L’Organisation Mondiale de la Santé (OMS) et d’autres organismes ne se penchent pas non plus sur la manière dont le vin est consommé. Quelle est son importance ?
C’est volontaire de la part des opposants au vin, et très regrettable. Que ce soit pour les effets bénéfiques ou les effets délétères, tout dépend de la manière dont le vin est consommé. Nous avons montré que les composés du vin comme l’alcool et surtout les polyphénols sont absorbés plus facilement au cours d’un repas. Pendant le repas, l’alcool sera diffusé lentement et les polyphénols vont être absorbés. Il y a donc un effet dilué, qui n’est pas dangereux. On n’en fait jamais état. Par le passé, une grande revue avait montré aussi qu’au cours d’un repas, juste avant la digestion, il y a une explosion de radicaux libres dans l’estomac, ce qui est très toxique. La présence des polyphénols du vin permet de piéger ces radicaux libres.
Enfin, quels sont pour vous les messages essentiels à retenir autour des effets du vin sur la santé ?
La longévité est un point important à mettre en avant. Si on prend le resvératrol en particulier et qu’on regarde les effets sur la longévité, c’est spectaculaire. Le resvératrol stimule les gènes de longévité. De là à dire que si vous buvez du vin vous serez centenaire, il n’y a qu’un pas qu’on ne franchit pas ! Il y a aussi les effets cardiovasculaires et, qu’on le veuille ou non, les effets antiseptiques, grâce aux deux composés que sont l’alcool et les polyphénols et leur effet cumulatif. Le vin est une boisson multimillénaire et aussi une boisson absolument naturelle. Trouver le poison dans une boisson naturelle n’est pas facile et donc le poison est dans la dose. Cela veut dire qu’une consommation modérée est bonne pour la santé, pour l’ensemble du fonctionnement de l’organisme. Sans parler du fait qu’il s’agit d’un élément de convivialité extraordinaire dans nos sociétés occidentales. Et même si on ne peut pas établir une relation de cause à effet de cette convivialité sur la santé, j’y crois !

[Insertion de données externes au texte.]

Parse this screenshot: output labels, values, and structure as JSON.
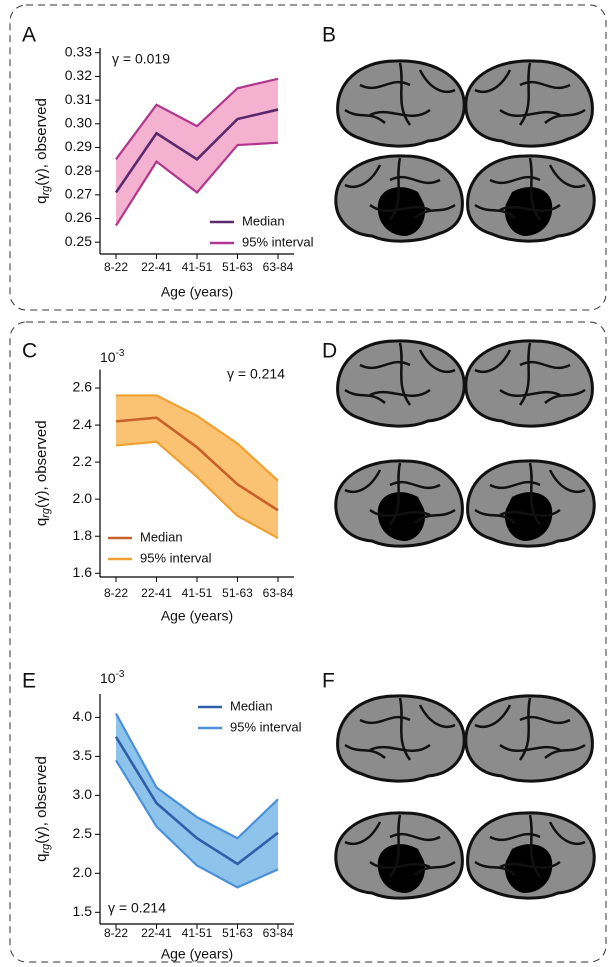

Ce 8 novembre, l’association Wine in Moderation coordonne la journée internationale du vin en modération qui incite les amateurs et professionnels à valoriser une culture du vin qui évite les excès. Cette deuxième édition s’articule autour des moments mémorables engendrés par la consommation de vin, que résume l’accroche : « The greatest wine? The one that you will remember » (Le plus grand vin ? Celui qui restera gravé dans votre mémoire). Des événements et activités promotionnelles sont prévus dans différents pays et régions. « Notre objectif est de renforcer notre vocation qui est de permettre aux professionnels et consommateurs de vin de faire des choix responsables », a expliqué le président de Wine in Moderation, Sandro Sartor, PDG de la maison Ruffino.